OpenAI API frequency_penalty Hyperparameter

The OpenAI API incorporates a hyperparameter called frequency_penalty that influences the probability of output tokens based on their frequency of occurrence in the generated output. Tokens that have already appeared more frequently in the output are subject to a greater probability reduction due to the frequency penalty’s impact.

Increasing the frequency_penalty will decrease the likelihood of repeated words and phrases in the output. This is particularly useful in scenarios where variety in the output is desired while maintaining focus on the topic at hand.

OpenAI API Tokens

Large language models process text by breaking it down into units called tokens, which can represent either whole words or fragments of words. As a rough guideline, around 750 words can be roughly estimated to be equivalent to 1000 tokens.
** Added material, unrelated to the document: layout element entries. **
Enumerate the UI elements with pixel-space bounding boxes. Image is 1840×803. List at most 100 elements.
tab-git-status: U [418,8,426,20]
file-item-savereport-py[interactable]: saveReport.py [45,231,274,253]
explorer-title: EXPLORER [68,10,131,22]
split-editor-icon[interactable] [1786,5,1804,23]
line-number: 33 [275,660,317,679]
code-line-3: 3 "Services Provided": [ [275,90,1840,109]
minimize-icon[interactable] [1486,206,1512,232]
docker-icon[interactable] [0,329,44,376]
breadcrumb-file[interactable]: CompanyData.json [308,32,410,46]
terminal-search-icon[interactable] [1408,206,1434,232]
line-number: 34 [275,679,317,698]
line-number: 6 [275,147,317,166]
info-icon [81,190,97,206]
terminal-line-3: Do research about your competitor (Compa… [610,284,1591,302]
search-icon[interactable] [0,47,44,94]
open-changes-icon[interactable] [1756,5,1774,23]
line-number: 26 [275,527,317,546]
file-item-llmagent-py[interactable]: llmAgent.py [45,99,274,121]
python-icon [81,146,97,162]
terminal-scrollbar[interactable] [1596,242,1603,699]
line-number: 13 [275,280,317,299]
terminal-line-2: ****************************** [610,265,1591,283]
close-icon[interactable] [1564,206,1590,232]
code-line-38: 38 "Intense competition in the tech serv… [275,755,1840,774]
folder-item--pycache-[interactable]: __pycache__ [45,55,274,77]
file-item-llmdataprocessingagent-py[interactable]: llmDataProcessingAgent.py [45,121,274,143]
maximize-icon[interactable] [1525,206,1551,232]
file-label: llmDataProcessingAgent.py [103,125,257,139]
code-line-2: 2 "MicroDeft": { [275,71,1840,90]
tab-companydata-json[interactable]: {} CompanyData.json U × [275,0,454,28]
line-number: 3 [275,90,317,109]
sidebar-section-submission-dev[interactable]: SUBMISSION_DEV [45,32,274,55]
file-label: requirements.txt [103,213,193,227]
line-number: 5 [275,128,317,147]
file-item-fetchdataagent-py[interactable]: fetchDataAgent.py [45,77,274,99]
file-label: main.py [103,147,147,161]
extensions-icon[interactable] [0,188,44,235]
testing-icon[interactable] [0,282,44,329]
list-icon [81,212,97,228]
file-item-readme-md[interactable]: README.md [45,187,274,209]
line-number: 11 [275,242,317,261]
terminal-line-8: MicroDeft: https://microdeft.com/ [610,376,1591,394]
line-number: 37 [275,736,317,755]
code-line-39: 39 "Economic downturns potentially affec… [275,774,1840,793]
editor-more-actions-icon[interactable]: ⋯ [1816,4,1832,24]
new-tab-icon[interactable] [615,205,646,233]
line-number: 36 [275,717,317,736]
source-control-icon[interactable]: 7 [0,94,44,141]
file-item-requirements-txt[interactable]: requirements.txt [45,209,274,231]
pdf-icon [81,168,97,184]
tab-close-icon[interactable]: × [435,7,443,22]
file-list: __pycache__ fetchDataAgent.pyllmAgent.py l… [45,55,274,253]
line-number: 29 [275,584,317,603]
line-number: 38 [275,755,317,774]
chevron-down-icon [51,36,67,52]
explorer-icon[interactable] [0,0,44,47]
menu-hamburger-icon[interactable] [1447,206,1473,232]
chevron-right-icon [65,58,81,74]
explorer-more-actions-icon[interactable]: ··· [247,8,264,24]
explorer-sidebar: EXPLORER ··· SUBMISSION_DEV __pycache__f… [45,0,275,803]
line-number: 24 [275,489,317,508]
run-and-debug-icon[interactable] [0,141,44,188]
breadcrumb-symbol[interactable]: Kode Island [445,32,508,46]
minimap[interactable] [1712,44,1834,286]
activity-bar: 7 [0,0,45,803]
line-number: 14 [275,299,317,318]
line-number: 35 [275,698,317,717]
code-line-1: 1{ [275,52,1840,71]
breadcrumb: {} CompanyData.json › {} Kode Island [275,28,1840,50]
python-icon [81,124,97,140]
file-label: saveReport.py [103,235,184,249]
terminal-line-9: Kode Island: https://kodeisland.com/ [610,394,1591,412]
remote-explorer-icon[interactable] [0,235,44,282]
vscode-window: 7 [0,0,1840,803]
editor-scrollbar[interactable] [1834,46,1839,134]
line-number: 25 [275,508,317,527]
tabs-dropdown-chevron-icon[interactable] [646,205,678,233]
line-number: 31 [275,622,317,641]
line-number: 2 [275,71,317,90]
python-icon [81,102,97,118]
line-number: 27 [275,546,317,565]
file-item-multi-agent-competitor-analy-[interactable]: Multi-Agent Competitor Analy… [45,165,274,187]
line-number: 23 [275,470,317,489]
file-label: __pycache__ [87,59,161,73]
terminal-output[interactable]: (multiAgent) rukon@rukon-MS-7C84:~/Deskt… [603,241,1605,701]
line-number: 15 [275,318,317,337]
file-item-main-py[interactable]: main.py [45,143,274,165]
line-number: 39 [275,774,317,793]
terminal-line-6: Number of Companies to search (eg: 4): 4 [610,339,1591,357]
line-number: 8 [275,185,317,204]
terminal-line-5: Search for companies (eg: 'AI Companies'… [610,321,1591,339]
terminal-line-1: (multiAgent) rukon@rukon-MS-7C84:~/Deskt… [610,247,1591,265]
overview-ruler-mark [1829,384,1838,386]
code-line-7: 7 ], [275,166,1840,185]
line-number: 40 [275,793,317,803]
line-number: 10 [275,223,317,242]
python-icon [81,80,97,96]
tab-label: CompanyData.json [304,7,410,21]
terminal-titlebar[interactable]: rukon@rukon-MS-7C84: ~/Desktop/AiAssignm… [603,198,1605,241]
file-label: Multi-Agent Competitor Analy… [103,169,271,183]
It is important to note that when using the OpenAI API, costs are determined based on the number of tokens processed by each model. This means that you are charged for every 1000 tokens processed. In terms of cost-effectiveness, the GPT-3.5-turbo model, which can be accessed through the chat/completions endpoint, is considered to be the most economical option.

OpenAI API Prompt Engineering

The process of prompt engineering involves creating input prompts specifically designed to generate the desired and optimal output from large language models. The effectiveness of prompt engineering relies on crafting input prompts that are both descriptive and token-efficient. This can be achieved by using various strategies, whether creating a single input prompt with either endpoint or employing few-shot prompting with the chat/completions endpoint. Here are a few recommended approaches for creating effective prompts:

  • Be Descriptive: Utilize adjectives and descriptive language in your prompts to provide the model with more contextual information, aiding it in generating the desired output.
  • Be Specific: Avoid using vague terms such as “a few” and instead provide precise details, such as specifying “three” to enhance the accuracy and clarity of the model’s output.
  • Define the Output: Request the output to be structured in a specific format, such as JSON, or provide clear instructions to ensure the model generates the output in the desired format.
  • Provide an Example: An example of the desired end result can help guide the model and provide a clearer understanding of your expected output.

By employing these prompt engineering strategies, users can enhance the performance of large language models and obtain more reliable and targeted outputs.